Facebook: Consensus Estimates Diverging With Stock Underperformance

We’ve noticed an interesting divergence between recent Facebook (FB) performance and consensus estimates. Over the last 3 months, Facebook has been flat vs. the S&P 500 gain of 7% and a NASDAQ gain of 8%. Facebook now sits at one of its lowest valuations in its trading history.

FB Stock Chart


Source: Google Finance as of February 27, 2018

Is Facebook’s business model at fault?

Increased concerns around Facebook’s business model may be behind the stock underperformance. The public and the government are increasingly scrutinizing social media companies and the ways in which they have been manipulated for malicious intent. Within this environment, there have been three reactions that increase the risk around Facebook’s future revenue and profitability trajectory:

  1. Potential government regulatory actions (i.e. Europe’s General Data Protection Regulation)
  2. Facebook tweaks to their newsfeed algorithm, which could lower user engagement and user growth
  3. Increased costs to monitor content on their platform
Advertising revenue estimates

Despite these concerns and the stock movement, sell-side analysts have continued to move up their 2018 advertising revenue estimates, with estimates now sitting at $55 billion vs. $53 billion 3 months ago.

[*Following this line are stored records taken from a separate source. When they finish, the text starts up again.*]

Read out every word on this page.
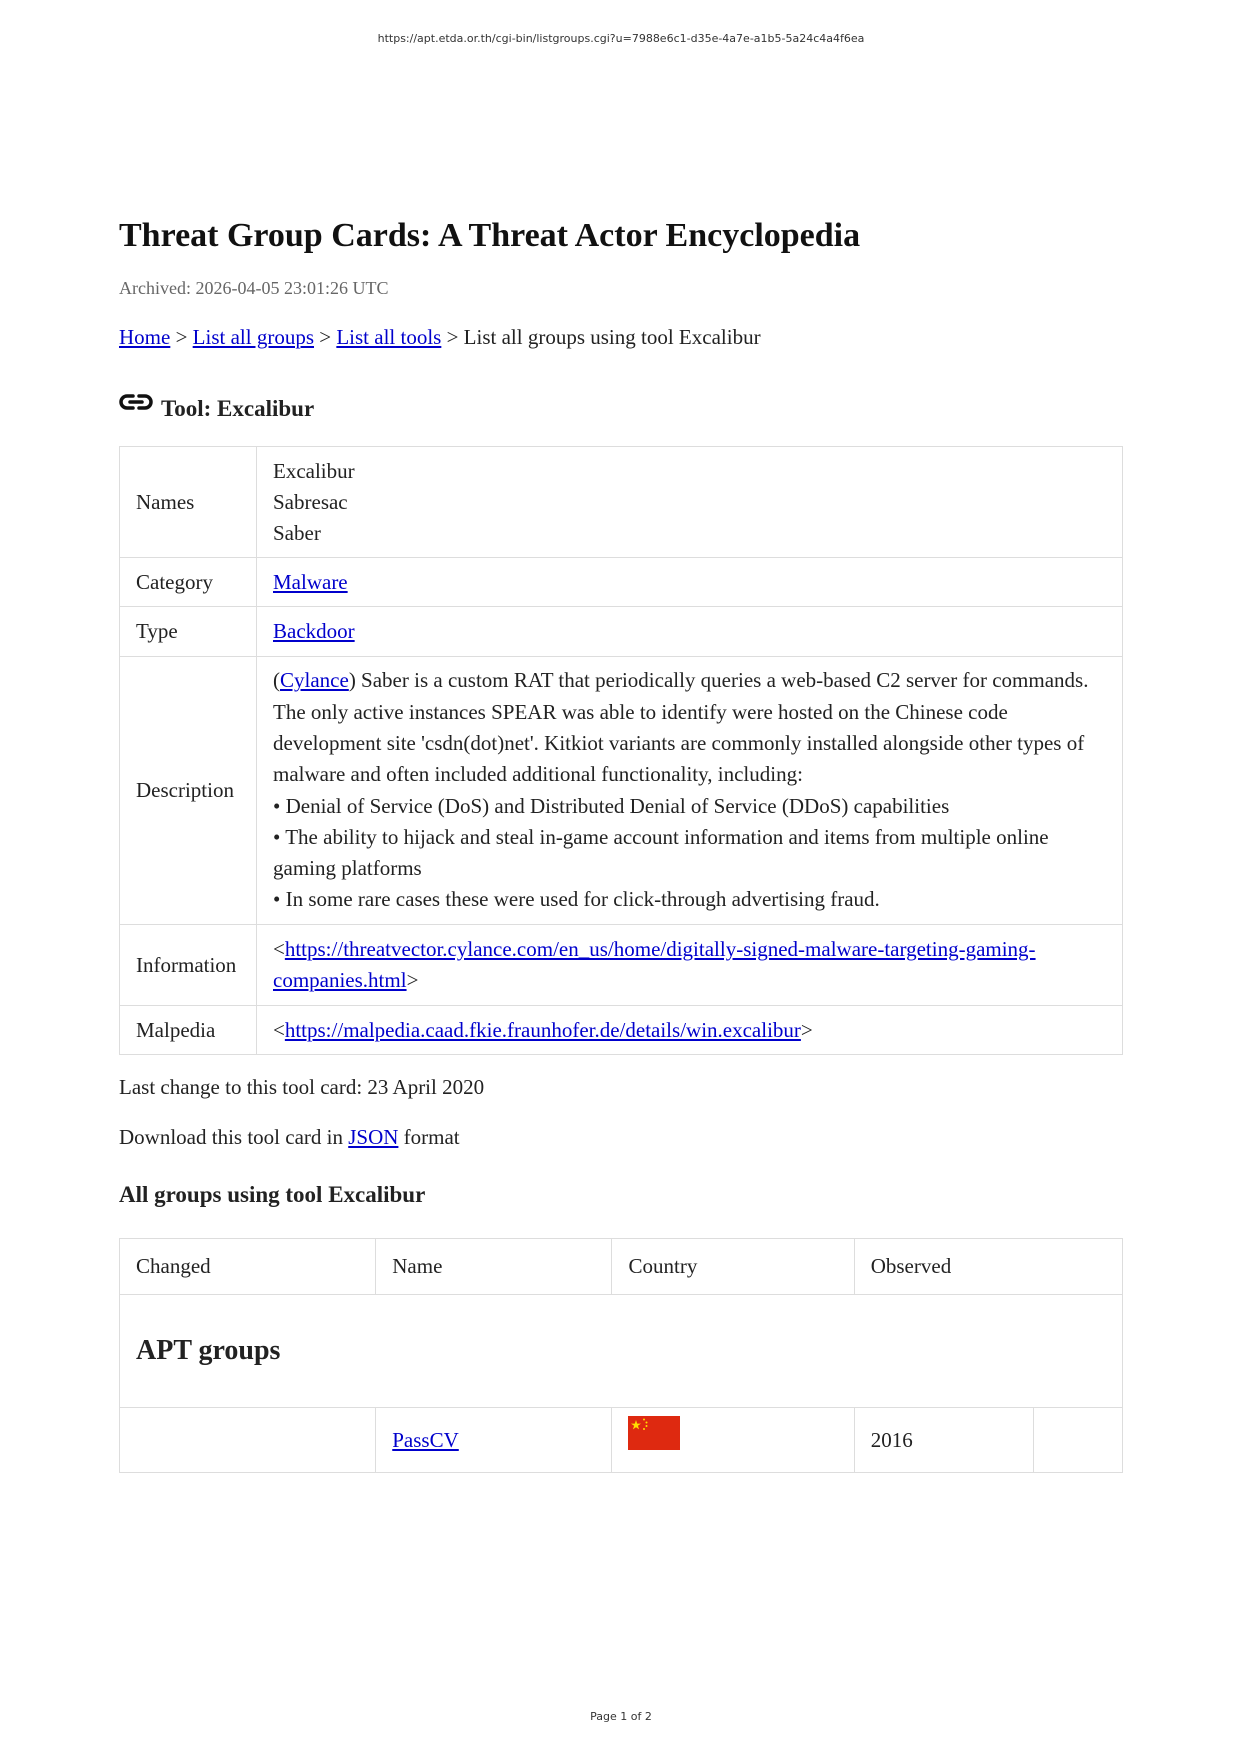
https://apt.etda.or.th/cgi-bin/listgroups.cgi?u=7988e6c1-d35e-4a7e-a1b5-5a24c4a4f6ea
Threat Group Cards: A Threat Actor Encyclopedia
Archived: 2026-04-05 23:01:26 UTC
Home > List all groups > List all tools > List all groups using tool Excalibur
Tool: Excalibur
Names	Excalibur
Sabresac
Saber

Category	Malware
Type	Backdoor
Description	(Cylance) Saber is a custom RAT that periodically queries a web-based C2 server for commands. The only active instances SPEAR was able to identify were hosted on the Chinese code development site 'csdn(dot)net'. Kitkiot variants are commonly installed alongside other types of malware and often included additional functionality, including:
• Denial of Service (DoS) and Distributed Denial of Service (DDoS) capabilities
• The ability to hijack and steal in-game account information and items from multiple online gaming platforms
• In some rare cases these were used for click-through advertising fraud.

Information	<https://threatvector.cylance.com/en_us/home/digitally-signed-malware-targeting-gaming-companies.html>
Malpedia	<https://malpedia.caad.fkie.fraunhofer.de/details/win.excalibur>
Last change to this tool card: 23 April 2020
Download this tool card in JSON format
All groups using tool Excalibur
Changed	Name	Country	Observed	
APT groups				
	PassCV		2016	
Page 1 of 2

Facebook Advertising Revenue by Visible Alpha

Source: Visible Alpha as of February 26, 2018

Revised GAAP Expenses

Expenses similarly have been revised down, despite investor concerns of increased expenses to monitor content. Over the last three months, analysts have revised down their GAAP expense estimates as a percentage of overall revenue from 57.7% to 54.6%.

Facebook Consensus estimates vs months ago by Visible Alpha


We’ll get the first signs of evidence on which side is right as we approach FB’s 1Q18 results, which should come in May.